Munters, a Swedish air treatment technology company, will use the Edpac acquisition to expand into the European market.

Irish data centre equipment manufacturer Edpac has been acquired by Swedish company Munters in a €29m deal.

Based in Carrigaline, Co Cork, Edpac manufactures cooling equipment and air handling systems for data centres in the European market, with additional sales in the Middle East, South America and Asia.

For Munters, which has significant operations in North America, the acquisition is an opportunity for it to expand in the European market. Once complete, the deal will see the transfer of Munters’ technologies and engineering capabilities to Ireland.
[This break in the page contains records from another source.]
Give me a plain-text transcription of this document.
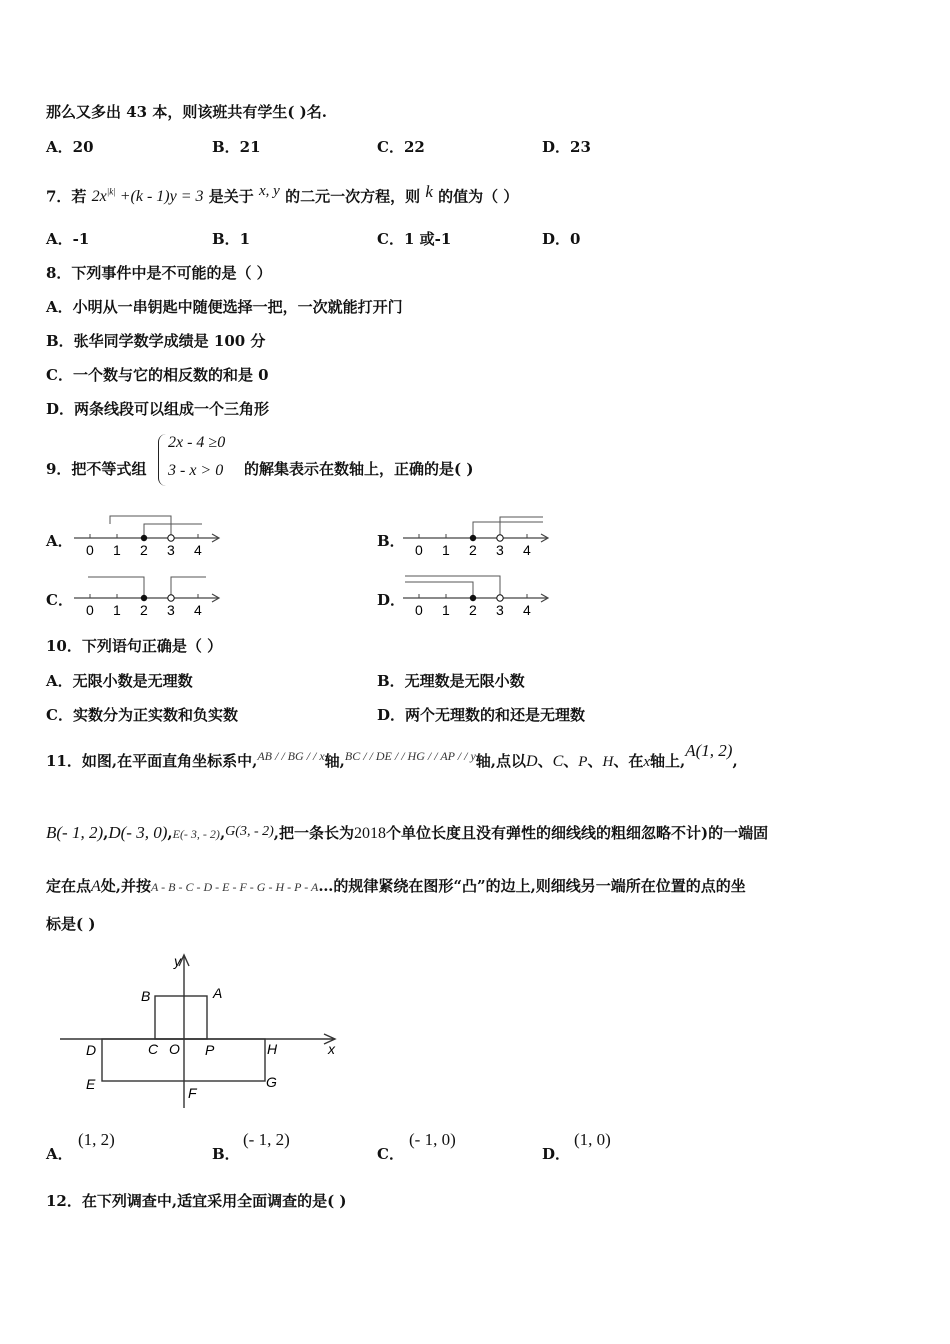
那么又多出 43 本，则该班共有学生( )名.
A．20	B．21	C．22	D．23
7．若 $2x^{|k|} +(k - 1)y = 3$ 是关于 x, y 的二元一次方程，则 k 的值为（ ）
A．-1	B．1	C．1 或-1	D．0
8．下列事件中是不可能的是（ ）
A．小明从一串钥匙中随便选择一把，一次就能打开门
B．张华同学数学成绩是 100 分
C．一个数与它的相反数的和是 0
D．两条线段可以组成一个三角形
9．把不等式组
2x - 4 ≥0
3 - x > 0 的解集表示在数轴上，正确的是( )
A．	B．
C．	D．
0 1 2 3 4	0 1 2 3 4
0 1 2 3 4	0 1 2 3 4
10．下列语句正确是（ ）
A．无限小数是无理数	B．无理数是无限小数
C．实数分为正实数和负实数	D．两个无理数的和还是无理数
11．如图,在平面直角坐标系中,$^{AB / / BG / / x}$轴,$^{BC / / DE / / HG / / AP / / y}$轴,点以D、C、P、H、在x轴上,A(1, 2),
B(- 1, 2),D(- 3, 0),E(- 3, - 2),G(3, - 2),把一条长为2018个单位长度且没有弹性的细线线的粗细忽略不计)的一端固
定在点A处,并按A - B - C - D - E - F - G - H - P - A…的规律紧绕在图形“凸”的边上,则细线另一端所在位置的点的坐
标是( )
y
x
B	A
D	C O P	H
E
F
G
A．
(1, 2)
B．
(- 1, 2)
C．
(- 1, 0)
D．
(1, 0)
12．在下列调查中,适宜采用全面调查的是( )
“The European data centre market is a prioritised segment for Munters, and the acquisition is a significant step in our growth strategy,” said Klas Forsström, president and chief executive of Munters.

Forsström said that Munters’ experience in the North American market will provide Edpac with “opportunities for further profitable growth” by collaborating on “technology development and establishing unified processes”.

Edpac has two manufacturing facilities in Ireland – Newmarket and Carrigaline – and employs around 150 people in the country. Currently a manufacturing partner for Munters, Edpac sees approximately 7pc of its revenue come from the sale of Munters products.

In the financial year ending April 2021, Edpac reported net sales of €17m and earnings before tax of €1.7m. According to The Irish Times, Edpac managing director Noel Lynch has led the company since it was bought from its Swiss parent in 1991.

“We are excited to welcome Edpac to Munters. Edpac brings an attractive, differentiated customer base and high-quality products,” Forsström said, adding that Edpac’s operating model “is a perfect match with Munters ways of working.”

Founded in 1955, Munters aims to create energy efficient air treatment technologies for customers in a wide range of industries. Listed on Nasdaq Stockholm, it employees 3,300 employees across 30 countries – with annual sales exceeding 7bn Swedish krona in 2020.